From: Craig M Prince (cmprince@cs.washington.edu)
Date: Wed Dec 08 2004 - 08:42:22 PST
Mining the Web for Synonyms: PMI-IR versus LSA on TOEFL
By Peter D. Turney
This paper describes a system for determining word synonyms by using
information retrieval methods (namely by utilizing the results of the
AltaVista search engine) in order to determine the co-occurence between
words -- resulting in a system that can solve word synonym problems with
high accuracy for the TOEFL and ESL tests.
One of the biggest contributions of this paper is that it uses the
internet as a source of tremendous information. By leveraging the power of
an existing search engine, PMI-IR is able to quickly utilize and access
the knowledge on the internet. In a way, PMI-IR is using the relationships
already discovered by the AltaVista search engine in order to find
synonyms more efficiently.
Another important contribution that I thought was really neat was that the
author was able to analyze the context in various ESL test questions in
order to perform initial disambiguation. This was again done using queries
to the search engine.

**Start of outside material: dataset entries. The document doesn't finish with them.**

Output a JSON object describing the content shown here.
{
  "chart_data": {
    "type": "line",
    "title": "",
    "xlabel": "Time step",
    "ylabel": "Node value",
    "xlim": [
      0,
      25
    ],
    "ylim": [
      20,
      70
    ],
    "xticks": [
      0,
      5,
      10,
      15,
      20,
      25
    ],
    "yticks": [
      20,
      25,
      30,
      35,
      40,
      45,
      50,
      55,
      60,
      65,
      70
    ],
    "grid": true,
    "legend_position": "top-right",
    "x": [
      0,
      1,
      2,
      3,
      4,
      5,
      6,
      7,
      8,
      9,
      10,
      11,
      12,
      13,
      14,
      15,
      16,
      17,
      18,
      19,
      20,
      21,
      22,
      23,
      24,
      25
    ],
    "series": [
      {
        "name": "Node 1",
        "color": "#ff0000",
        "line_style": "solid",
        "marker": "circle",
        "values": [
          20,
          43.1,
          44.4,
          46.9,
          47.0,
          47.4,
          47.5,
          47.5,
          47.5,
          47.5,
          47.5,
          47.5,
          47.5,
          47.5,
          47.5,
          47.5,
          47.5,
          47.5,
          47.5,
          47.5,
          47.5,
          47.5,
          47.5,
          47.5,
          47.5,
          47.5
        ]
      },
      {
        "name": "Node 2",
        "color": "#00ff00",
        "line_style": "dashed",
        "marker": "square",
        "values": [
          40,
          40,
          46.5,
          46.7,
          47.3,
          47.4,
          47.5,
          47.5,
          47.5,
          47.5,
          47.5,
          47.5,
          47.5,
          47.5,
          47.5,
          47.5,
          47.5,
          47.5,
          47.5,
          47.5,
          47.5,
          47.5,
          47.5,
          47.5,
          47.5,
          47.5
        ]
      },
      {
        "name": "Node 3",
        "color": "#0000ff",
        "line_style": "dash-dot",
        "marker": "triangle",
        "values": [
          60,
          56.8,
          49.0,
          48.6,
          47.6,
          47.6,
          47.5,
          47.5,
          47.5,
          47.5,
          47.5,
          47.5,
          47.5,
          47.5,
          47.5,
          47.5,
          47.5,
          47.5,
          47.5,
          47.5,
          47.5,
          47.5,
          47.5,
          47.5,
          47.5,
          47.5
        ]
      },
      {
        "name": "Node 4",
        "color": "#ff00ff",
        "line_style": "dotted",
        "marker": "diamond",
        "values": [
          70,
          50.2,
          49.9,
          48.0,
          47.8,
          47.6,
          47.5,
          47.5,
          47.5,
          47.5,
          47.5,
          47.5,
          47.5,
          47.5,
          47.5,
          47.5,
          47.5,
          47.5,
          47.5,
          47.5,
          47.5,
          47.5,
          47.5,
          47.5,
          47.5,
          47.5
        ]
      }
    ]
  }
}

The simplicity of the given method is pretty amazing
-- the fact that so much can be gleamed from just the number of hits
returned from a search engine.
One concern I have with the work is that it works on problems where you
are given a list of candidates. This seems an artificial artifact of the
"test question" scenario. If there are only four choices then it seems
that it makes the job much easier and lends itself to a co-occurence
analysis. On the other hand, this seems to make it less useful for other
problems (such as improving internet search using synonyms).
Another issue is that the author doesn't mention any of the failure
scenarios. When the system does fail, why does it fail? Also, does it fail
on some easy cases or does it only fail on words that humans would also
find difficult to disambiguate. Without knowing the types of problems the
system fails on, it is difficult to know if there is some inherent
limitation to the system or not.
I think that this paper does a good job of outlining some of the future
work for determining synonyms; however, are there other problems that
would benefit from applying IR methods. The internet is a vast store of
information and common knowledge, and search engines are designed to allow
us to quickly index this store. How can we use this?
Another area of future research would be to look at whether there are
better/more scores that can be used to improve the results of the system.
The queries given have some good intuition behind them, but there could be
additional queries that even further improve results. Could looking at
content of pages directly also be beneficial?